Hace algunos meses, cuando estaba a punto de publicarse mi primer libro, una de las cosas que más miedo me daban era cómo sería leído. Lo escribí con la vocación de romper algunos silencios, pero no solo en torno a mi propia vida y a mi propio cuerpo; lo que yo quería era romper algunos de los silencios cómplices que sufrimos las mujeres en torno a la violencia contra nuestros cuerpos. En el libro, hay un capítulo dedicado a la violación de una amiga durante mi Erasmus. Fue uno de los textos más difíciles de escribir: el pudor, la vergüenza me impedían contarlo todo, contar las cosas exactamente como las recuerdo. Octubre de 2007, tres chicas españolas de 21 años con minifalda en una fiesta de estudiantes extranjeros en una ciudad alemana de nombre impronunciable. Quería volver justo a esa primera fiesta Erasmus, a la noche cerrada en Braunschweig, a los 20 años. Y no podía. Me temblaban las manos y se me secaba la boca y había algo dentro de mí que me decía que jamás podría contar aquello porque aquello no me pasó a mí.

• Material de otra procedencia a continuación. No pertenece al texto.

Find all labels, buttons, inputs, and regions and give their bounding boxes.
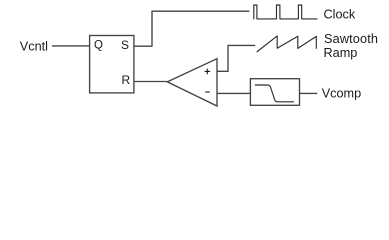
wire comparator output to R pin [134,81,167,83]
SR latch U1 [90,36,134,93]
svg-text:S: S [121,38,129,52]
minus sign inverting input [205,91,210,93]
compensator block U3 [250,79,299,106]
svg-text:Vcntl: Vcntl [20,39,48,53]
svg-text:Q: Q [94,40,103,52]
sawtooth waveform symbol [257,36,317,52]
step response curve inside compensator [255,85,294,102]
wire inverting input to compensator [217,92,250,94]
wire Vcntl to latch Q input [52,45,90,47]
wire compensator to Vcomp [300,92,318,94]
svg-text:Clock: Clock [324,8,356,22]
svg-text:Vcomp: Vcomp [322,87,362,101]
wire S pin to clock source [134,11,249,46]
svg-text:R: R [121,73,130,87]
svg-text:Ramp: Ramp [324,46,358,60]
wire noninverting input to sawtooth source [217,45,255,71]
plus sign noninverting input [205,69,211,75]
clock waveform symbol [254,5,318,19]
svg-text:Sawtooth: Sawtooth [324,32,378,46]
comparator U2 [167,59,217,106]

Porque a mí no me violaron. No era mi propia historia la que quería contar; no tenía autoridad para escribirla.
Durante días, di vueltas y vueltas en la cama, salí a pasear por los caminos de tierra que abrazaban mi pueblo y leí una y otra vez el capítulo de Teoría King Kong de Virginie Despentes donde cuenta cómo la violaron. El único texto que conocía en el que una autora escribía sobre su propia violación. El año que yo nací, violaron a Despentes y a su amiga: “Julio de 1986, tengo 17 años. Somos dos chicas en minifalda”. No solo era importante por lo que contaba, sino por la reflexión en torno a ese silencio cómplice, cruzado con el que la víctima de una violación tiene que lidiar el resto de su vida. Eso es de lo que yo quería hablar, del silencio que sufriremos mientras no escribamos historias que nos den el poder de contarnos a nosotras mismas, a nuestras hermanas.

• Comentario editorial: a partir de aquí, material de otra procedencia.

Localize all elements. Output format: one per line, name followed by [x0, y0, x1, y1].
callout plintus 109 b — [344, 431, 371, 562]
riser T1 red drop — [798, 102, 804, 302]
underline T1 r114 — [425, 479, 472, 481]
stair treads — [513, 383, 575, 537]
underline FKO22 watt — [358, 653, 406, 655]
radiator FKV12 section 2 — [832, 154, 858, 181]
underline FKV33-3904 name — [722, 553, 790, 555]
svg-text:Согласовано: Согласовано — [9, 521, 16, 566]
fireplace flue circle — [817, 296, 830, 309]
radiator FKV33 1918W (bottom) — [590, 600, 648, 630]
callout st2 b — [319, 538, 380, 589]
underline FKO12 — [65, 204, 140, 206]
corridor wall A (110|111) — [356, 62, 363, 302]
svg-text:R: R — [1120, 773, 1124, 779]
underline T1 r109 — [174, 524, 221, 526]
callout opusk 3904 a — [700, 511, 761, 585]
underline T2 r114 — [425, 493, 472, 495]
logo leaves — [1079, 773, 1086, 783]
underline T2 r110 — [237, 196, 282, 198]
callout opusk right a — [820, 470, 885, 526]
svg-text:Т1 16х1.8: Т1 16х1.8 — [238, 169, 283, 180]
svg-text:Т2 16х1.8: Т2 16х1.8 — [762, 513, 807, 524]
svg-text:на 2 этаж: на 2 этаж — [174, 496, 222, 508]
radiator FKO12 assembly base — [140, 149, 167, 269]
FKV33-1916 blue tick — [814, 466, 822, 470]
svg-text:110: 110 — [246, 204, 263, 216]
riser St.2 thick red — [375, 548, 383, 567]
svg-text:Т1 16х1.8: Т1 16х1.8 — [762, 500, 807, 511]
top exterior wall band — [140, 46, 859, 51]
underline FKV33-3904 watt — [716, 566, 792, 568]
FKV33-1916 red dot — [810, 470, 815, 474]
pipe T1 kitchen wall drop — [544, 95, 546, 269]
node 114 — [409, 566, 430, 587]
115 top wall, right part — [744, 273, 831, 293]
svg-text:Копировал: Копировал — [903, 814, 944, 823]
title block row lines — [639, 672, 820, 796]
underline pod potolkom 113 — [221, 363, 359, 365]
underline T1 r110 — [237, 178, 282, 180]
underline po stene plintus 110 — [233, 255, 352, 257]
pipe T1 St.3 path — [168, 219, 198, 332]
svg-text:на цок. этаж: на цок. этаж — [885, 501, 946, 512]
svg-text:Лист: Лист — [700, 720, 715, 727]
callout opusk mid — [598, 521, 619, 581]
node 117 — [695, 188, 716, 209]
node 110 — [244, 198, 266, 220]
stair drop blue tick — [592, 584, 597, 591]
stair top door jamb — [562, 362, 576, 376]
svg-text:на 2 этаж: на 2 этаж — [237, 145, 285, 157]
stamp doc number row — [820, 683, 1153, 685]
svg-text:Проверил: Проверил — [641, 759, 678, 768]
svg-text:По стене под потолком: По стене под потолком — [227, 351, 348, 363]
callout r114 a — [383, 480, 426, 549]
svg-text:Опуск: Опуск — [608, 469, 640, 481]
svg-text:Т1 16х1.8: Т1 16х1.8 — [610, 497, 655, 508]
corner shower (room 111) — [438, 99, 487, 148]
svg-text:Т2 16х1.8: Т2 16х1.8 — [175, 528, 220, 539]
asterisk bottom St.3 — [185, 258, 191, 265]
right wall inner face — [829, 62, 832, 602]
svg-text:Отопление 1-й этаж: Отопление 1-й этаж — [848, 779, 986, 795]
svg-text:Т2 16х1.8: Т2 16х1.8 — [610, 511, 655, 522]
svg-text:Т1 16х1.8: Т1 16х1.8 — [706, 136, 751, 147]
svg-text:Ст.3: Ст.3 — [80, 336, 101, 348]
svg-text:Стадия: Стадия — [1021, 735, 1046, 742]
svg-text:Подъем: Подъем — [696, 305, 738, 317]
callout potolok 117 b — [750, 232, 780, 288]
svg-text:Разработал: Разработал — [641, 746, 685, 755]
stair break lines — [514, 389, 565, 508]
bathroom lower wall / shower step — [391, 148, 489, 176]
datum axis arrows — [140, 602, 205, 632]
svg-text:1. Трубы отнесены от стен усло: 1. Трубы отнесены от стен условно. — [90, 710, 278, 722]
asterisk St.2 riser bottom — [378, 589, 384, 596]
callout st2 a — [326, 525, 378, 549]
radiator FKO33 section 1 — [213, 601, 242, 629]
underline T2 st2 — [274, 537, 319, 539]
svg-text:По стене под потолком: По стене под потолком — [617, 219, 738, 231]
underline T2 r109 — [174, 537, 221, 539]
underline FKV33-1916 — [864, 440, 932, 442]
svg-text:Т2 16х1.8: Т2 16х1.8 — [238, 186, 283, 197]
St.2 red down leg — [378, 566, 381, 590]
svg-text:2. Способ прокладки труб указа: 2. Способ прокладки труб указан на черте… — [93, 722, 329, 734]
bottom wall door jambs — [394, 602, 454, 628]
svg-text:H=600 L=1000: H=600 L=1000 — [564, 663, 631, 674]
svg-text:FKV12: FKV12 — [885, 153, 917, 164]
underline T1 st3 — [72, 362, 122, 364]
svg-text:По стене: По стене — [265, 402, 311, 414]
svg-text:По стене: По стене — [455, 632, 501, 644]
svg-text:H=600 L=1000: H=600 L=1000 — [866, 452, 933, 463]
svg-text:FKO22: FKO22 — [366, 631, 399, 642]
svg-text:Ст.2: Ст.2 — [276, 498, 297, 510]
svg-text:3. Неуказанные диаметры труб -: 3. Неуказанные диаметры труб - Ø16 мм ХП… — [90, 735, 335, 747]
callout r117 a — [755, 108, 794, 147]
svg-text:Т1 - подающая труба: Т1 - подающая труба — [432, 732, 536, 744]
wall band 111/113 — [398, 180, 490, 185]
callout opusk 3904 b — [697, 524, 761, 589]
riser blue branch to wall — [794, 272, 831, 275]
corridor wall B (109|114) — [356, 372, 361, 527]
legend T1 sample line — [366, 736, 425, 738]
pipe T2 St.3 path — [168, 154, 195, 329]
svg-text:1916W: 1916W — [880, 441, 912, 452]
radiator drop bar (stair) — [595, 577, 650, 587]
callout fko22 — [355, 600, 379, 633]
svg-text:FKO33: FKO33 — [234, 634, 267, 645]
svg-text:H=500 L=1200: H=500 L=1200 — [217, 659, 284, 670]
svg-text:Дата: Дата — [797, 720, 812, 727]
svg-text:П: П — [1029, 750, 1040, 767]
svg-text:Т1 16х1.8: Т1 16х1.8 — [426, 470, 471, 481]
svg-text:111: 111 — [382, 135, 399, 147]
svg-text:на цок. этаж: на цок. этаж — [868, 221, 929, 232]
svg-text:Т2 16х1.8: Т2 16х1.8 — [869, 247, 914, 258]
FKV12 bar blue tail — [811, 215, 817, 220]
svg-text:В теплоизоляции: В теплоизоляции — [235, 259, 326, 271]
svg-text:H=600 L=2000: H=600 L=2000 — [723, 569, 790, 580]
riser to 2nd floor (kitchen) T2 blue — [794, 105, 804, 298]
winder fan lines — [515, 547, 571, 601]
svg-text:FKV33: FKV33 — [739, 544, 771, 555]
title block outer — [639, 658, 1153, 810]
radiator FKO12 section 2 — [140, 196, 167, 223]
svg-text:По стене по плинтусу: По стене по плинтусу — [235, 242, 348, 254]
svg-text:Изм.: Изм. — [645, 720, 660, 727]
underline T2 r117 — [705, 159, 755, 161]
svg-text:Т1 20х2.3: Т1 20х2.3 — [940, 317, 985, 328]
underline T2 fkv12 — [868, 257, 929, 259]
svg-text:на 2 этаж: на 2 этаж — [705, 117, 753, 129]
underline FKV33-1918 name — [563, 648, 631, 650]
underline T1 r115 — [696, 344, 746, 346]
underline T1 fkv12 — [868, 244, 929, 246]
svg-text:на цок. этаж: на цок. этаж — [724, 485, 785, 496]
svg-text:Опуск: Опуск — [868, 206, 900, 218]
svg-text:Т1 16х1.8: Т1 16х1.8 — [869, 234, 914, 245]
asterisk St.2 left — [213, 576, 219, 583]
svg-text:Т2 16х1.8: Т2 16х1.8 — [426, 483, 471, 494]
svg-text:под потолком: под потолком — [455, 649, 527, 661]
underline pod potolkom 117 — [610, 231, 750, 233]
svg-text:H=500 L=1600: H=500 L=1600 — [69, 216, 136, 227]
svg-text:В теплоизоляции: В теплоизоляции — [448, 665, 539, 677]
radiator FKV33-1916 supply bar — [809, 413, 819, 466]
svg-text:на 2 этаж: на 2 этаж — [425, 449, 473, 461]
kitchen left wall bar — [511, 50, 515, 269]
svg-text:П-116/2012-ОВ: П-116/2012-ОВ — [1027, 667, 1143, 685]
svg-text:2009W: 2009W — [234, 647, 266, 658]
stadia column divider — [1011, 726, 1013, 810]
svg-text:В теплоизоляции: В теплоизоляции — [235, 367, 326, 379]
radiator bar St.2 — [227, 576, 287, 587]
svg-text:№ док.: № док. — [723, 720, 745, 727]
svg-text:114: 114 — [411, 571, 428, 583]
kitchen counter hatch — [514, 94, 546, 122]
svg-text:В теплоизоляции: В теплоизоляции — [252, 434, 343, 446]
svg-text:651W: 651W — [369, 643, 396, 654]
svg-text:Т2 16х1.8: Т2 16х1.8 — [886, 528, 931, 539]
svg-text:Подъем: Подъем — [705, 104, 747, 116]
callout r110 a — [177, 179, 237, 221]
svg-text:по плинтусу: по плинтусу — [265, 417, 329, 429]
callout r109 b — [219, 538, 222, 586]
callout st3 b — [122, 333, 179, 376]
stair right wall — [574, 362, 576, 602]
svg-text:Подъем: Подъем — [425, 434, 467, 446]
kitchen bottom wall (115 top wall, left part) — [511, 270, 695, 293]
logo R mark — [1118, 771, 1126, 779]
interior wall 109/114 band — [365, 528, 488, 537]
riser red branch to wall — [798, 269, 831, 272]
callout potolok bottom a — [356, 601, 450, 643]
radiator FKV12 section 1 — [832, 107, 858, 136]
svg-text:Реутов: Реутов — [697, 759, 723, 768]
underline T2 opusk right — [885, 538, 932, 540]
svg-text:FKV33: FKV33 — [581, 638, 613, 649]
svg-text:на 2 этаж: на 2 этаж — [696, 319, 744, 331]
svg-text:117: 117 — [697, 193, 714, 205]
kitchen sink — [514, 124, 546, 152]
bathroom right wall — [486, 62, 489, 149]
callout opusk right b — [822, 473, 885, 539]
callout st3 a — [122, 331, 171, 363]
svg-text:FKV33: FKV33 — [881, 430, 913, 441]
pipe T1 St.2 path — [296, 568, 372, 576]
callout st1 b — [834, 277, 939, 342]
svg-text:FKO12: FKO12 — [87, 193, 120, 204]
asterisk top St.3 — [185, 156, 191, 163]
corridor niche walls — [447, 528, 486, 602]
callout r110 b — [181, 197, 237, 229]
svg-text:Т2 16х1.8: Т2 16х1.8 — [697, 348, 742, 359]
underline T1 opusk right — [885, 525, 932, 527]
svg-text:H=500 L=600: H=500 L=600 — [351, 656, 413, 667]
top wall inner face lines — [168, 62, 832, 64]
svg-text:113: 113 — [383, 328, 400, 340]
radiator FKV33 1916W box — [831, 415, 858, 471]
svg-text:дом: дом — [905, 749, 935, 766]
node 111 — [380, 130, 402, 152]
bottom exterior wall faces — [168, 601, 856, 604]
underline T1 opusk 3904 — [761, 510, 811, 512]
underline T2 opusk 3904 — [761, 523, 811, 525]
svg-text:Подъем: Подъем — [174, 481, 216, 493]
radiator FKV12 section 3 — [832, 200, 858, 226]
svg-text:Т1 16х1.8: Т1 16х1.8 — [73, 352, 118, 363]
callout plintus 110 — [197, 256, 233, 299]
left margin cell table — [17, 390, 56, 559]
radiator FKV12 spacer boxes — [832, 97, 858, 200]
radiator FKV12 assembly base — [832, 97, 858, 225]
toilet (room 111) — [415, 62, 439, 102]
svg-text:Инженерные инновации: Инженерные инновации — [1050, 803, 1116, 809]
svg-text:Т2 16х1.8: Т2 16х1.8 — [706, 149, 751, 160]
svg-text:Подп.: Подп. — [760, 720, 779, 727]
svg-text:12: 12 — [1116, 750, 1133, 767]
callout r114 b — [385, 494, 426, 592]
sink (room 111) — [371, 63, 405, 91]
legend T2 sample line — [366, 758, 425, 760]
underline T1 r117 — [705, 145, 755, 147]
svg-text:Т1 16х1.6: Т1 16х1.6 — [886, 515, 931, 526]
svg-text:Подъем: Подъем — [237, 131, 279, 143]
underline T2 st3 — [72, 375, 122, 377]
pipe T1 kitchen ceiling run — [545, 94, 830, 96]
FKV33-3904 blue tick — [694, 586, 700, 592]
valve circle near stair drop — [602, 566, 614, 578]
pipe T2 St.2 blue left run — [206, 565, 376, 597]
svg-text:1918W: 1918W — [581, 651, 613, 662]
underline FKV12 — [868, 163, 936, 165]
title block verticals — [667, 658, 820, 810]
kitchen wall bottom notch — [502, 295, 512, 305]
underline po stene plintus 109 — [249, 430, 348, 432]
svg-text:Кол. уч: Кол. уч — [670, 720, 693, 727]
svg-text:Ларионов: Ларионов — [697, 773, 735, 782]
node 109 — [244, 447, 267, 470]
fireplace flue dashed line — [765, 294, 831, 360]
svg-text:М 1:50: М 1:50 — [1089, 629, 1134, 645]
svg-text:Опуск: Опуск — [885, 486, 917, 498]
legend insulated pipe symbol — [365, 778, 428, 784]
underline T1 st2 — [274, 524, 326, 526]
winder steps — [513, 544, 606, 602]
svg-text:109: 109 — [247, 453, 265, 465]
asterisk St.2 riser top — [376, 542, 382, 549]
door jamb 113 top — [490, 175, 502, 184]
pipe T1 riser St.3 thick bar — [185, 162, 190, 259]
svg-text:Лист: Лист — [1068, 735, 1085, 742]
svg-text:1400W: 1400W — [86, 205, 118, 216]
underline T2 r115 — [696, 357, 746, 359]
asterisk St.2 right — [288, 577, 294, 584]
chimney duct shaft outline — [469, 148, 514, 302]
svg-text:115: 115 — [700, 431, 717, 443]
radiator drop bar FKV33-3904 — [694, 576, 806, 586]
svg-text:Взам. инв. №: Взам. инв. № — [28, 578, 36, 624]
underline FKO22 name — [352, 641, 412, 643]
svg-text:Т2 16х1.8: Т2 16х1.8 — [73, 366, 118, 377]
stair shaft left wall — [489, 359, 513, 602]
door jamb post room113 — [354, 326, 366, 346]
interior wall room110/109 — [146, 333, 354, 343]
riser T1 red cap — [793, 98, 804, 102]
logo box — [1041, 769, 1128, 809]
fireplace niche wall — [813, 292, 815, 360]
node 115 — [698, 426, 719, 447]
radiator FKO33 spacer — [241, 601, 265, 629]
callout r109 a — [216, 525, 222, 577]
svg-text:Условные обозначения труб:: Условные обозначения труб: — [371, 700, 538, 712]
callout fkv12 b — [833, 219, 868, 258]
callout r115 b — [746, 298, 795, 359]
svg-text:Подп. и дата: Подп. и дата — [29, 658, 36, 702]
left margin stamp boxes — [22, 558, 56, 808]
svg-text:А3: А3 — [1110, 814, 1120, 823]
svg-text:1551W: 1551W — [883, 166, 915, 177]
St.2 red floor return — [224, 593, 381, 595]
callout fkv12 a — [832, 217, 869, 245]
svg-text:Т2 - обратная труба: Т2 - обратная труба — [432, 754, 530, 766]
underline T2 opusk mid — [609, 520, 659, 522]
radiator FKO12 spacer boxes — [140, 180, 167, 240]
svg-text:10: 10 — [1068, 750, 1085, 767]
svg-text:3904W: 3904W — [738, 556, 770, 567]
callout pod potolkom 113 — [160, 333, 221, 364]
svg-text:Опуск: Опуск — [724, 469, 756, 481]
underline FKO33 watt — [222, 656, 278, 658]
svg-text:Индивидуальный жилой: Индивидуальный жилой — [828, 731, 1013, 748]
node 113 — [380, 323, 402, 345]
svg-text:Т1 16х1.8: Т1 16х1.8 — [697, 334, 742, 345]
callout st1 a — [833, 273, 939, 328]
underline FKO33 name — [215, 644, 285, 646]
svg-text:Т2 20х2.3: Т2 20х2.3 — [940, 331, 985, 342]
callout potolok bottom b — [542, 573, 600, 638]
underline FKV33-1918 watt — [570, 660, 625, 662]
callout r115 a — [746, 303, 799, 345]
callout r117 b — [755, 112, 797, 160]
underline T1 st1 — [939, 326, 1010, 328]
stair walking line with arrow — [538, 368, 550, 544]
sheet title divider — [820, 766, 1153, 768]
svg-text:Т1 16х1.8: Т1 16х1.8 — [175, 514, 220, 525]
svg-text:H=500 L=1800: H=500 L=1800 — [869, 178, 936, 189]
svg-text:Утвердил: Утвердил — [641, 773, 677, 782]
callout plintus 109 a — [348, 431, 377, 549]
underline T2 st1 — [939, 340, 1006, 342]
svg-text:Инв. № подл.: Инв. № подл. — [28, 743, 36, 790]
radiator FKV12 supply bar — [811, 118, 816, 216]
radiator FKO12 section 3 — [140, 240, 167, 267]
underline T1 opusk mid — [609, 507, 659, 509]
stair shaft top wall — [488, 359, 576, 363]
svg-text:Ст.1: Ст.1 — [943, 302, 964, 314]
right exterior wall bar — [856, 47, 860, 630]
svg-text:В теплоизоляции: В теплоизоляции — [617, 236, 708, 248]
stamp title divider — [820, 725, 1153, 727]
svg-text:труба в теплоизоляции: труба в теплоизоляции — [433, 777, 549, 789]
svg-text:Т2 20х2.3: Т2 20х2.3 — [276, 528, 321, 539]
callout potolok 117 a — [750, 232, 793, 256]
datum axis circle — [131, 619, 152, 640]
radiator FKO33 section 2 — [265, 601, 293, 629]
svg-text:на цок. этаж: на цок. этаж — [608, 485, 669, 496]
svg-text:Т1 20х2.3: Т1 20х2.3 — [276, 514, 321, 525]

En la cabeza tenía unas palabras de la poeta norteamericana Adrienne Rich, que consideraba el silencio como el principio básico de la inacción: todo lo censurado, todo aquello que no se cuenta, se convierte en algo paralizante y condiciona nuestras vidas. Romper un silencio. Conseguí armarme de valor y contar cómo fue aquella noche de Erasmus y todo lo que vino después. Y de verdad, que cuando el libro llegó a las librerías, cuando me tocó enfrentarme a las preguntas de los periodistas, pensé que me hablarían de la violación, de ese capítulo que tanto me costó escribir. Pensaba en Mary Ellman: “El baremo crítico más comúnmente aplicado a la mujer es la estridencia: condénese algo escrito por una mujer como estridente, alábese algo como no estridente”. Mi deseo era ser condenada como estridente, eso significaría que lo que había escrito tenía cierto poder. Pero no. Ningún periodista llegó a preguntarme por ese episodio de mi vida. Y de nuevo: el silencio. Quizá fui demasiado ambiciosa al pensar que un libro como el mío —naranjita, con ilustraciones, aparentemente naíf, feminista— rompería algún tabú. ¿Tan desapercibido podría haber pasado el relato de una violación? Necesitaba escribir sobre aquel episodio porque si algo he aprendido leyendo e investigando sobre literatura escrita por mujeres es que nos hemos visto desprovistas de relatos, de textos y de modelos que nos podrían servir para asumir el poder, para tomar el control sobre nuestras vidas y nuestros cuerpos.
Entonces, un día, llegué a un pueblo de Galicia para charlar con alumnas y alumnos de bachillerato y, sin saber muy bien cómo, me encontré debatiendo sobre violación con una veintena de chicas que habían leído mi libro. Chicas de 17 años que querían hablar sobre el miedo que pasaban cuando volvían a casa solas por la noche, sobre el tío aquel que en el metro de Barcelona las persiguió de vagón en vagón acosándolas, sobre aquel chico que les gustaba hasta que intentó arrinconarlas en una noche de fiesta, sobre todas esas veces que sus propios compañeros las han juzgado por su ropa o por su manera de hablar. Necesitaban contarse en voz alta, contar la violencia sexual que sufrían por el hecho de ser mujeres, de tener un cuerpo. Y sin saberlo, aquellas chicas estaban tomando el control sobre sus vidas. Al fin, el silencio se rompía.